Sein Kollege Prof. Christian Rehtanz von der TU Dortmund betont, dass Sparen zwar im gesamten Energiebereich notwendig sei: "Nachdem die bisher politisch gesetzte Gasbrücke für die Energiewende nicht mehr gegeben ist, kann nun der Weiterbetrieb der Kernkraftwerke zur Versorgungssicherheit, CO2-Neutralität und so weiter beitragen." Dabei sollte die maximale Laufzeit sicher über die Krise leiten und bis zum Erschließen anderer Energiequellen reichen – wie zum Beispiel einem weltweiten grünen Wasserstoffmarkt, der aber noch ein paar Jahre dauern wird.

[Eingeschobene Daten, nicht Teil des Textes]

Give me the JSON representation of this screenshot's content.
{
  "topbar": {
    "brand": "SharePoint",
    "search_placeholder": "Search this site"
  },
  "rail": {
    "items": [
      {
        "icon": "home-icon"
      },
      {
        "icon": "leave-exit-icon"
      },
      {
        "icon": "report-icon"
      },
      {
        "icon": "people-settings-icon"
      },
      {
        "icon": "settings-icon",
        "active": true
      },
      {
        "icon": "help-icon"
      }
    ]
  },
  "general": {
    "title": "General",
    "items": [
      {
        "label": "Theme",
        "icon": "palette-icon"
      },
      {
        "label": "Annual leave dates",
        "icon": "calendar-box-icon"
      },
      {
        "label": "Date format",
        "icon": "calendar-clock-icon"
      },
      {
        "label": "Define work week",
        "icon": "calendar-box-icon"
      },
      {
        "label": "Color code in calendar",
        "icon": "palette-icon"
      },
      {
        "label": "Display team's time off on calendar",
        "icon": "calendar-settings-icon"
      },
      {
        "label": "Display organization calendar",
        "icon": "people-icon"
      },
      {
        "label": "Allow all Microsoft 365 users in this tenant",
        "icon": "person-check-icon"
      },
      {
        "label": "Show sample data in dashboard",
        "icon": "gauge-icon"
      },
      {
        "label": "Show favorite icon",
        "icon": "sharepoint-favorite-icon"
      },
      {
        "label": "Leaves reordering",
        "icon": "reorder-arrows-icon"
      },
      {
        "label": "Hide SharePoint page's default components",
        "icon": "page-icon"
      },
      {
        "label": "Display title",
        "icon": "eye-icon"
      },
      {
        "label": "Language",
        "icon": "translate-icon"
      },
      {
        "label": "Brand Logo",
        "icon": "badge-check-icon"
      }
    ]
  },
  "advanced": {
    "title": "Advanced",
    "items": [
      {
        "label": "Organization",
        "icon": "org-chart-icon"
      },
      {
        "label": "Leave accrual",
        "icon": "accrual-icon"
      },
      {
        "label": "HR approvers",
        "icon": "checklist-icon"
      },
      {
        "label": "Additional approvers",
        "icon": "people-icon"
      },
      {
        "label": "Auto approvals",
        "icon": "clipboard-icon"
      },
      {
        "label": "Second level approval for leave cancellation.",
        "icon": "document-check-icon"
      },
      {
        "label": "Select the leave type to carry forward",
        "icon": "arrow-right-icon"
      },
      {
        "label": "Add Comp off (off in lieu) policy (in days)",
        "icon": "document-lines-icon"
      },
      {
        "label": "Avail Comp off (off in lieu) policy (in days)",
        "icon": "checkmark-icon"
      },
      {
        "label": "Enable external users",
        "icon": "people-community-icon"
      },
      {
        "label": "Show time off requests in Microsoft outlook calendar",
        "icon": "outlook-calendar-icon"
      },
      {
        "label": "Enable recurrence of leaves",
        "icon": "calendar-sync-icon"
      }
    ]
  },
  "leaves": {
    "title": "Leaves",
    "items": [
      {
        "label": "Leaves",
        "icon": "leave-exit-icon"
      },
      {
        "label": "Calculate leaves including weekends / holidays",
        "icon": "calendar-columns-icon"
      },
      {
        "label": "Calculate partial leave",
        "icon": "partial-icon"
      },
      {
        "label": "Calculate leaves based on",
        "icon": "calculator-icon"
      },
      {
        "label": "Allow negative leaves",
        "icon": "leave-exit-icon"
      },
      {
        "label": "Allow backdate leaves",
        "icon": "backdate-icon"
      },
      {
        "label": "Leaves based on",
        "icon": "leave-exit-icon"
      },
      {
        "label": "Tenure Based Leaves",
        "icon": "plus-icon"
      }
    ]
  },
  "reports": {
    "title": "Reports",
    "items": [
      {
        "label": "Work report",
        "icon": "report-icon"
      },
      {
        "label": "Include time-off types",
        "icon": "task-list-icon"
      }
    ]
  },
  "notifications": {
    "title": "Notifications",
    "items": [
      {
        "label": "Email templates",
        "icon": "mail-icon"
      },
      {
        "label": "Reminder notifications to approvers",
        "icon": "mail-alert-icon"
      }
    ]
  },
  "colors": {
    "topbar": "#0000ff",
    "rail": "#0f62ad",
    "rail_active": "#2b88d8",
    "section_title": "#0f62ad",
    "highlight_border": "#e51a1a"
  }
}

Laut Prof. Dr. Sascha Gentes, der am Karlsruher Institut für Technologie (KIT) arbeitet, sprächen sogar aktuell alle sachlichen Argumente für eine zeitlich befristete Laufzeitverlängerung. Der Wissenschaftler hält den "Luxus", die drei Kernkraftwerke, die allen Sicherheitsstandards entsprechen, ohne Not abzuschalten, für "unverantwortlich". Das Stammpersonal sei noch da und auch die nötigen Brennelemente könne man noch besorgen. "Laufzeitverlängerung für ein Jahr befristet!", fordert Prof. Gentes. Sein Kollege Prof. Bruno Burger vom Fraunhofer-Institut für Solare Energiesysteme (ISE) in Freiburg hätte zudem eine "Salami-Taktik" bei der Abschaltung der AKW für sinnvoller gehalten – also pro Jahr nur ein Kernkraftwerk abzuschalten statt drei auf einmal.

Anderer Meinung ist dagegen Prof. Andreas Löschel, für den zu viel Aufmerksamkeit auf die Diskussion über die Kernenergie verwendet werde. Für den Forscher von der Ruhr-Universität Bochum wäre eine massive Senkung der Gasnachfrage deutlich wichtiger, ein Weiterbetrieb der AKW hält er nicht für einen "Game-Changer". Und auch bei den Problemen mit hohem Strompreisen könnte die Atomkraft kaum helfen, da einzelne Preisspitzen, wie sie derzeit auftreten, besser durch flexible Gas- und Kohlekraftwerke kompensiert werden könnten.

Einen großen Preisrückgang darf man sich durch eine Laufzeitverlängerung also nicht versprechen. Außerdem rettet uns die Atomkraft nicht vorm Frieren.

Prof. Andreas Löschel, Ruhr-Universität Bochum

Viele Gaskraftwerke produzieren neben Strom außerdem auch Wärme, so Löschel weiter. "Die Kernkraftwerke tun das nicht. Wir könnten durch sie höchstens das Gas einsparen, das sonst für die Stromproduktion verbraucht wird. Viel wäre das wahrscheinlich aber nicht."

Atom ist eine Gespensterdebatte

Energie-Expertin Prof. Claudia Kemfert ist gegen einen "Streckbetrieb" für die deutschen Atomkraftwerke. Im Klima-Podcast von MDR AKTUELL sagte sie, "der Streckbetrieb nützt uns nichts, weil wir nicht mehr Strom produzieren." Wenn es wirklich darum ginge, mehr Gas einzusparen, müsse man mehr Strom produzieren, so wie man das jetzt bei der Kohle mache. Außerdem stünden Aufwand und Ertrag in keinem Verhältnis, weil das Atomgesetz geändert werden müsse. "Die Betriebsgenehmigungen sind erloschen. Auch im Streckbetrieb müssen wir Prüfungen vornehmen. Und diese betriebsbedingten Prüfungen sind 13 Jahre nicht erfolgt. Sie sind auch 2019 deswegen nicht gemacht worden, weil die Anlagen Ende des Jahres vom Netz gehen", sagte Kemfert. Grundsätzlich sieht Kemfert im Atom-Streit "eine politische Gespensterdebatte". Seit 20 Jahren seien es immer diese Debatten über vergangene Techniken, die uns dann am Ende aufhielten und uns nicht weiterbrächten. Es laufe eine orchestrierte Kampagne pro Atom, die nicht totzukriegen sei. Stattdessen sei auffällig, dass keiner über erneuerbare Energien rede.